Its easy to twist the heading vector too, switch x and y, and make one of them negative [which one being made negative is decided by if its to the left or right.] No need for expensive trig functions and those god-awful arccos things, that would only tell you how much to turn, but leave you absolutely blind to direction :P
turn the heading vector to one side, take the dot product between that and a vector between the objects current position, and the thing it wants to turn toward. If the value is positive, turn one way, if it's negative, turn the other [within some epsilon, so you don't just wiggle back and forth :P]
which sign that leads to which direction to turn depends on which direction you turn the heading vector toward, if you turn the heading vector to the right, a positive value would mean turn to the right, and a negative value would mean turn to the left [and the reverse is also true if you turn the heading vector to the left].

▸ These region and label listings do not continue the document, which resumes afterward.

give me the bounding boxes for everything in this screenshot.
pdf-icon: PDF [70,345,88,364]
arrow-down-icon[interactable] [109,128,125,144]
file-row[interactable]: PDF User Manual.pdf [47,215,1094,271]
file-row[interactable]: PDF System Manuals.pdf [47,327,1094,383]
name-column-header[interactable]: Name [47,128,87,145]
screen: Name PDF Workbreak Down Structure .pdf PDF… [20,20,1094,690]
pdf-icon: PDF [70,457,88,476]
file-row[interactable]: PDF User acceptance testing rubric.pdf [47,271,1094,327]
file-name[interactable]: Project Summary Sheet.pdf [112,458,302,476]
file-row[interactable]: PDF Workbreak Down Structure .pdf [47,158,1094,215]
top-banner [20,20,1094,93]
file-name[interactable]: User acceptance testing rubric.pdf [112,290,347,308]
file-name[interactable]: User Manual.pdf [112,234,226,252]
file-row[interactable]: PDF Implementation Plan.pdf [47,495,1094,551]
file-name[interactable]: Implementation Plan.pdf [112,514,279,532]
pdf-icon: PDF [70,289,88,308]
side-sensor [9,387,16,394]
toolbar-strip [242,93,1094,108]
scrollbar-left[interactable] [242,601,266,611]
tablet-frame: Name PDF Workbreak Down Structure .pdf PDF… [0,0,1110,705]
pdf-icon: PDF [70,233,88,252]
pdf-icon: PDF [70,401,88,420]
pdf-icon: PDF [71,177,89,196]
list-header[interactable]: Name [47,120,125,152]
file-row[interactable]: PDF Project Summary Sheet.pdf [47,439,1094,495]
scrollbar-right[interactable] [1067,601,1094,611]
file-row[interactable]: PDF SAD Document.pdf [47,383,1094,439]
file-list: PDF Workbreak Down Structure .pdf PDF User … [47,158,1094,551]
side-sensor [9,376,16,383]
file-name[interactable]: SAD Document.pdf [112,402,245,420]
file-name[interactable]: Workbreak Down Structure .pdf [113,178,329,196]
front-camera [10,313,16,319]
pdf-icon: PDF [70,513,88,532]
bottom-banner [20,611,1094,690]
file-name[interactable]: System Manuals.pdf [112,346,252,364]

Its easy to twist the heading vector too, switch x and y, and make one of them negative [which one being made negative is decided by if its to the left or right.] No need for expensive trig functions and those god-awful arccos things, that would only tell you how much to turn, but leave you absolutely blind to direction :P
Dot Product Rules
Angle<90 degrees result will be positive
Angle=90 degrees result will be zero
Angle>90 result will be negative
If you are working with normalized vectors use this formula
acos(A o B) = theta in radians
You can also do this:
Vector3 SubtracktVector3D(Vector3 A, Vector3 B)
{
Vector3 C;
C.x = A.x - B.x;
C.y = A.y - B.y;
C.z = A.z = B.z;
return C;
}
Let me give you an example how this works. Say in a FPS the enemy is trying to calculate the distance it would have to travel and the direction to reach the player. Lets call enemy position Vector3 A. Player would then be Vector3 B. Subtracting B from A gives us the direction the enemy (A) would have to travel to meet the player (2) and the distance it would have to travel by takng the magnitude.
A=(2,5,3)
B=(10,8,7)
B-A = (8, 3, 4)
|B-A| = sqrt(8^2 + 3^2+4^2) = ~9.43
From this we know A needs to travel at a ration of x = 10, y = 3, and z = 4 for a distance of 9.43 game units to reach the player.